The spokesman says to a wary world through the Press that the Taliban will not allow any country to interfere in Afghanistan’s internal affairs.
The Taliban on Monday declared that it will not permit any country, including Pakistan, to meddle in Afghanistan’s internal affairs as it verified that ISI chief Lt Gen Faiz Hameed met the insurgent group’s de-facto leader Mullah Abdul Ghani Baradar in Kabul, amidst attempts to establish the new government in the war-torn country.
Taliban spokesperson Zabiullah Mujahid said that the group will not allow any country, including Pakistan, to interfere in Afghanistan’s internal affairs, Afghanistan’s Khaama news reported.
The topic of interference in Afghanistan’s internal affairs was raised after the Inter-Services Intelligence (ISI) Director General Lt Gen Hameed arrived at Kabul on an unannounced visit last week.
Lt Gen Hameed was the first high-ranking foreign official to visit Afghanistan since the Taliban seized the Afghan capital in mid-August. During a press conference in Kabul on Monday, Mujahid confirmed that the ISI chief had met with Mullah Baradar during his visit to Kabul, BBC Urdu reported.

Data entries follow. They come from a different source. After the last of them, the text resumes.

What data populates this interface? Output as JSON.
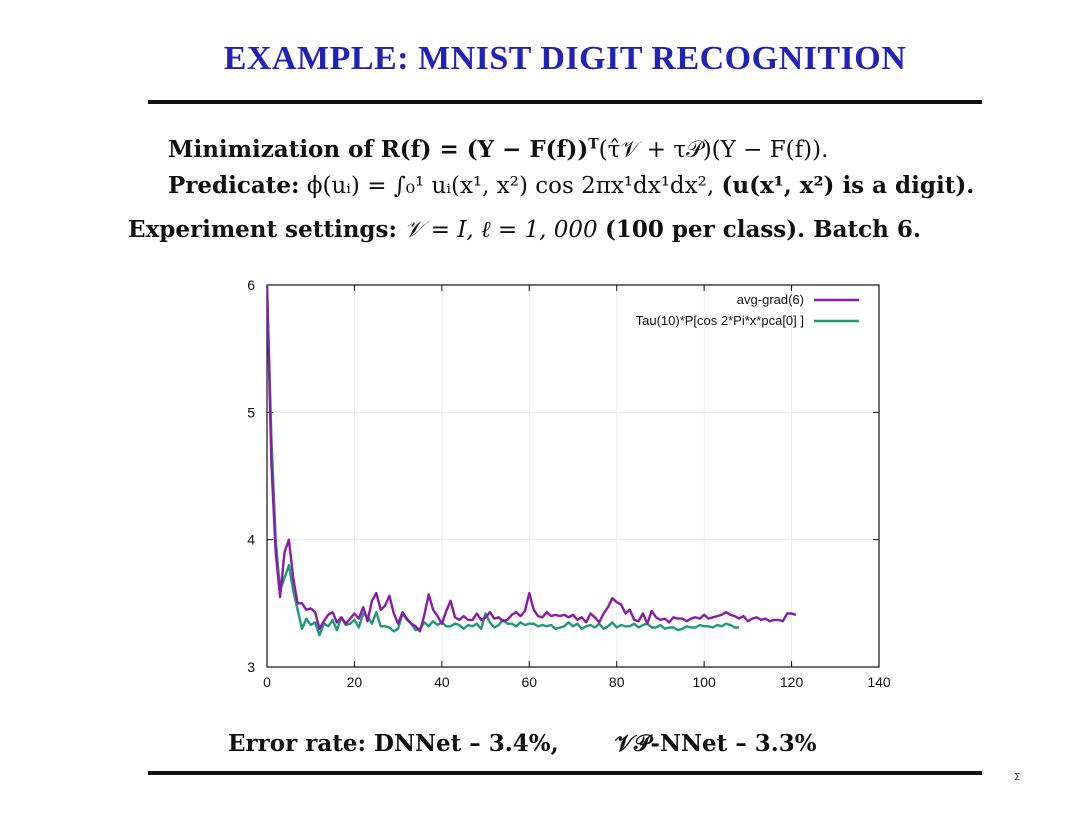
{
  "slide": {
    "title": "EXAMPLE: MNIST DIGIT RECOGNITION",
    "line1": {
      "label": "Minimization of",
      "formula_a": "R(f) = (Y − F(f))",
      "sup": "T",
      "formula_b": "(τ̂𝒱 + τ𝒫)(Y − F(f))."
    },
    "line2": {
      "label": "Predicate:",
      "formula": "ϕ(uᵢ) = ∫₀¹ uᵢ(x¹, x²) cos 2πx¹dx¹dx²,",
      "note": "(u(x¹, x²) is a digit)."
    },
    "line3": {
      "label": "Experiment settings:",
      "formula": "𝒱 = I, ℓ = 1, 000",
      "note": "(100 per class). Batch 6."
    },
    "error": {
      "left": "Error rate: DNNet – 3.4%,",
      "right": "𝒱𝒫-NNet – 3.3%"
    },
    "page_number": "Σ"
  },
  "colors": {
    "title": "#2222bb",
    "series1": "#8a1aa8",
    "series2": "#1f9a78"
  },
  "chart_data": {
    "type": "line",
    "title": "",
    "xlabel": "",
    "ylabel": "",
    "xlim": [
      0,
      140
    ],
    "ylim": [
      3,
      6
    ],
    "xticks": [
      "0",
      "20",
      "40",
      "60",
      "80",
      "100",
      "120",
      "140"
    ],
    "yticks": [
      "3",
      "4",
      "5",
      "6"
    ],
    "ytick_values": [
      3,
      4,
      5,
      6
    ],
    "grid": true,
    "legend": "top-right",
    "series": [
      {
        "name": "avg-grad(6)",
        "color": "#8a1aa8",
        "x": [
          0,
          1,
          2,
          3,
          4,
          5,
          6,
          7,
          8,
          9,
          10,
          11,
          12,
          13,
          14,
          15,
          16,
          17,
          18,
          19,
          20,
          21,
          22,
          23,
          24,
          25,
          26,
          27,
          28,
          29,
          30,
          31,
          32,
          33,
          34,
          35,
          36,
          37,
          38,
          39,
          40,
          41,
          42,
          43,
          44,
          45,
          46,
          47,
          48,
          49,
          50,
          51,
          52,
          53,
          54,
          55,
          56,
          57,
          58,
          59,
          60,
          61,
          62,
          63,
          64,
          65,
          66,
          67,
          68,
          69,
          70,
          71,
          72,
          73,
          74,
          75,
          76,
          77,
          78,
          79,
          80,
          81,
          82,
          83,
          84,
          85,
          86,
          87,
          88,
          89,
          90,
          91,
          92,
          93,
          94,
          95,
          96,
          97,
          98,
          99,
          100,
          101,
          102,
          103,
          104,
          105,
          106,
          107,
          108,
          109,
          110,
          111,
          112,
          113,
          114,
          115,
          116,
          117,
          118,
          119,
          120,
          121
        ],
        "y": [
          6.0,
          4.6,
          3.9,
          3.55,
          3.9,
          4.0,
          3.7,
          3.5,
          3.5,
          3.45,
          3.46,
          3.43,
          3.3,
          3.36,
          3.41,
          3.43,
          3.35,
          3.39,
          3.34,
          3.38,
          3.42,
          3.38,
          3.47,
          3.36,
          3.52,
          3.58,
          3.45,
          3.48,
          3.56,
          3.42,
          3.34,
          3.43,
          3.38,
          3.34,
          3.32,
          3.28,
          3.41,
          3.57,
          3.45,
          3.4,
          3.34,
          3.44,
          3.52,
          3.39,
          3.37,
          3.4,
          3.37,
          3.37,
          3.42,
          3.37,
          3.39,
          3.43,
          3.38,
          3.39,
          3.36,
          3.37,
          3.41,
          3.43,
          3.4,
          3.44,
          3.58,
          3.45,
          3.4,
          3.39,
          3.43,
          3.4,
          3.41,
          3.4,
          3.41,
          3.39,
          3.41,
          3.37,
          3.39,
          3.35,
          3.42,
          3.39,
          3.35,
          3.42,
          3.47,
          3.54,
          3.51,
          3.49,
          3.42,
          3.45,
          3.37,
          3.36,
          3.42,
          3.34,
          3.44,
          3.39,
          3.37,
          3.38,
          3.35,
          3.39,
          3.38,
          3.38,
          3.36,
          3.38,
          3.39,
          3.38,
          3.41,
          3.38,
          3.39,
          3.4,
          3.41,
          3.43,
          3.41,
          3.4,
          3.38,
          3.4,
          3.36,
          3.38,
          3.39,
          3.37,
          3.38,
          3.36,
          3.37,
          3.37,
          3.36,
          3.42,
          3.42,
          3.41
        ]
      },
      {
        "name": "Tau(10)*P[cos 2*Pi*x*pca[0] ]",
        "color": "#1f9a78",
        "x": [
          0,
          1,
          2,
          3,
          4,
          5,
          6,
          7,
          8,
          9,
          10,
          11,
          12,
          13,
          14,
          15,
          16,
          17,
          18,
          19,
          20,
          21,
          22,
          23,
          24,
          25,
          26,
          27,
          28,
          29,
          30,
          31,
          32,
          33,
          34,
          35,
          36,
          37,
          38,
          39,
          40,
          41,
          42,
          43,
          44,
          45,
          46,
          47,
          48,
          49,
          50,
          51,
          52,
          53,
          54,
          55,
          56,
          57,
          58,
          59,
          60,
          61,
          62,
          63,
          64,
          65,
          66,
          67,
          68,
          69,
          70,
          71,
          72,
          73,
          74,
          75,
          76,
          77,
          78,
          79,
          80,
          81,
          82,
          83,
          84,
          85,
          86,
          87,
          88,
          89,
          90,
          91,
          92,
          93,
          94,
          95,
          96,
          97,
          98,
          99,
          100,
          101,
          102,
          103,
          104,
          105,
          106,
          107,
          108
        ],
        "y": [
          6.0,
          4.8,
          4.0,
          3.6,
          3.7,
          3.8,
          3.6,
          3.45,
          3.3,
          3.38,
          3.33,
          3.35,
          3.25,
          3.34,
          3.32,
          3.37,
          3.29,
          3.39,
          3.33,
          3.34,
          3.37,
          3.31,
          3.42,
          3.4,
          3.34,
          3.43,
          3.32,
          3.32,
          3.31,
          3.28,
          3.3,
          3.42,
          3.37,
          3.34,
          3.29,
          3.3,
          3.35,
          3.32,
          3.36,
          3.33,
          3.35,
          3.32,
          3.32,
          3.34,
          3.33,
          3.3,
          3.33,
          3.32,
          3.34,
          3.3,
          3.42,
          3.35,
          3.31,
          3.33,
          3.37,
          3.34,
          3.34,
          3.32,
          3.35,
          3.33,
          3.34,
          3.34,
          3.32,
          3.33,
          3.32,
          3.33,
          3.3,
          3.31,
          3.32,
          3.35,
          3.32,
          3.34,
          3.3,
          3.32,
          3.33,
          3.31,
          3.34,
          3.3,
          3.32,
          3.35,
          3.31,
          3.33,
          3.32,
          3.32,
          3.34,
          3.31,
          3.33,
          3.34,
          3.31,
          3.31,
          3.33,
          3.3,
          3.31,
          3.31,
          3.29,
          3.3,
          3.32,
          3.31,
          3.31,
          3.33,
          3.32,
          3.32,
          3.31,
          3.33,
          3.32,
          3.34,
          3.33,
          3.31,
          3.31
        ]
      }
    ]
  }
}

The Taliban has promised Islamabad that Afghan territory will not be used against Pakistan, he said. Earlier, Pakistani media reported that a delegation of senior officials led by Lt Gen Hameed was in Kabul at the invitation of the Taliban, but the Taliban said that Islamabad had proposed his visit.
Ahmadullah Wasiq, deputy head of the Taliban’s Cultural Commission, said that the Taliban leaders talked with Lt Gen Hameed about bilateral relations and the difficulties of Afghan passengers at the Torkham and Spin Boldak passes between Afghanistan and Pakistan.
“This Pakistani official has come to solve Afghan passengers’ problems at the border areas, especially in Torkham and Spin Boldak. They wanted (his visit to Kabul) and we accepted,” Wasiq was quoted as saying by TOLO news.
Pakistan on Thursday tentatively closed the Chaman border crossing – the second-largest commercial border point with Afghanistan after the Torkham commercial town in Khyber Pakhtunkhwa – due to security threats.
Presently, the country faces the fear of starvation. The United Nations is set to hold a key summit on September 13 to come up with a plan to prevent a humanitarian catastrophe in Afghanistan. Various aid agencies have repeatedly said that stocks of food grain, medicines, etc are rapidly diminishing at a frightening rate. If the global agencies don’t get a safe passage, several hundred thousand Afghans will face acute starvation.
The world is presently unclear on its stand with the Taliban’s legitimacy as it has usurped power and not an elected government. There is a muffled silence from the UK and the US, while India has also contacted the Taliban via its political office in Doha. Russia, Pakistan, and China have been operating their embassies in Kabul.
In all this, the Taliban issues a mild warning that they would not allow any country to interfere in Afghanistan’s internal affairs.